Am I the only one that's annoyed by the non-alphabetical model numbers? Why not do B100 after the A100, then jump to H (supposing there won't be a C100 or D200 at some point)? Like, wtf Nvidia.
They name their architectures after scientists (Maxwell, Pascal, Turing, Volta, Ampere, Lovelace, Hopper). Thats what the GPU initial stands for.
As for the number, the die name counts down to 100 (with GA107, for instance, being a small GPU die and GA100 being the big one), and the big datacenter GPU as a product inherits the 100.
Also, it occurred to me that Nvidia does sometimes increment the die to 200 (EG GM200, as the Maxwell 100 series was a single small oddball die). Its possible that they "refreshed" the GH100 die and are codenaming it GH200.
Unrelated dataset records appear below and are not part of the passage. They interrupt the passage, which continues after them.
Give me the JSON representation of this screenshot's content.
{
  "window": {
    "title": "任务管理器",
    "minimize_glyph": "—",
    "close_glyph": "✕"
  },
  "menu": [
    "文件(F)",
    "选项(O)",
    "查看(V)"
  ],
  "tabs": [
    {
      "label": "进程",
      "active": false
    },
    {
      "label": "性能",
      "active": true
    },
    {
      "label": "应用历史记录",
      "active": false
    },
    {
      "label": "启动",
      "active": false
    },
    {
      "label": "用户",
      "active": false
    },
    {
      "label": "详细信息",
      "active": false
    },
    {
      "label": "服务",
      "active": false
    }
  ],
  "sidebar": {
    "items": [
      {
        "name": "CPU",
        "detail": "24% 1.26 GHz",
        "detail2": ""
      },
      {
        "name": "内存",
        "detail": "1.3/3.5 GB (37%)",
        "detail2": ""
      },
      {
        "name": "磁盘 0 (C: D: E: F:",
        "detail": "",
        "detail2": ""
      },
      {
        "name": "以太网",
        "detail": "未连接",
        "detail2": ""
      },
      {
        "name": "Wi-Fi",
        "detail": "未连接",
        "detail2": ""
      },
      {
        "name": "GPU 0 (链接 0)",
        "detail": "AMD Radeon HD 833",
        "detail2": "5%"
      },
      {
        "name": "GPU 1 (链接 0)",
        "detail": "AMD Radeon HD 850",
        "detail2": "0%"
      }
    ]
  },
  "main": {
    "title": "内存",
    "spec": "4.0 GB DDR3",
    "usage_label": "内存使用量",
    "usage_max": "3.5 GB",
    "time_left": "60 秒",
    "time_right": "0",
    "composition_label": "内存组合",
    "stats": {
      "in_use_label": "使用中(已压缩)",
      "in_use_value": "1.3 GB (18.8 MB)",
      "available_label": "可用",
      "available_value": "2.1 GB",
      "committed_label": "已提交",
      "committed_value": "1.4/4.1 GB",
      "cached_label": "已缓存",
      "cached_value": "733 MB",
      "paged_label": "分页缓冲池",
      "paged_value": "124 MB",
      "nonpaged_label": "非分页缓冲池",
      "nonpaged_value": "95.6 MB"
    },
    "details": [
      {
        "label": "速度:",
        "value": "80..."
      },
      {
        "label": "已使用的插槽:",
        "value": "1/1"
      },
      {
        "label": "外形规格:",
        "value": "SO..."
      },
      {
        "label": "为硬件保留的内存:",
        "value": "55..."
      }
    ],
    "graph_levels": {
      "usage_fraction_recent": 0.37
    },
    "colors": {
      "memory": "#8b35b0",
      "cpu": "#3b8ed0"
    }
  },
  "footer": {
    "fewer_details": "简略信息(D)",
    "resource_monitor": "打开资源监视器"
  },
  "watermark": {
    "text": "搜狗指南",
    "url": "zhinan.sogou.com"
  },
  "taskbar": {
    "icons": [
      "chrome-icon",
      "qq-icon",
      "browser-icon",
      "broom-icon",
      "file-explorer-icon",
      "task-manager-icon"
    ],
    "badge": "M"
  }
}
At first they used "measures of hotness", but ran out a few generations in. Coincidentally, degrees of warmth are all named after scientists. So they continued with scientists.
I recently had occasion to evaluate a database of 1200+ NVIDIA GPUs and can tell you that the only thing consistent about the model numbers is their inconsistency. For example, what is an RTX 4000? It could be the 2018 Quadro RTX 4000, the Quadro RTX 4000 Max-Q, or Quadro RTX 4000 Mobile (all Turing cards), but it could also be the RTX 4000 Mobile Ada Generation (Ada Lovelace card released 2023).
Why do they still sell hardware now that practically every other business has moved to being a service provider? If we set aside the fact that it would be an awful move for end-users, what's to stop Nvidia from cornering the market by only renting them in their own data centers? Is it the logistics of moving the massive training sets?
That would be a highly risky bet on Nvidia becoming AWS faster than AWS can become Nvidia.
What they're doing is instead trying to make sure that their GPUs continue to be seen as the best option in the short/medium term (by having them accessible everywhere), and trying to commoditize their complement by giving small cloud providers disproportionate GPU allocations, which they hope will drive customers from the big providers to the smaller ones that a) aren't trying to build their own ML hardware, b) will have less negotiating leverage with Nvidia in the long term.
I'm asking why Nvidia doesn't maximize their profits by retaining the hardware and selling compute. They could capture the market from those other providers if they sold more FLOPS/kilowatt (or whatever metric is used). Compared to manufacturing GPUs/TPUs, running a datacenter (especially one that specializes in Nvidia hw) would seem to be a trivial task.
https://www.anandtech.com/show/21136/nvidia-at-sc23-h200-acc...
This is an H100 141GB, not new silicon like the Nvidia page might lead one to believe.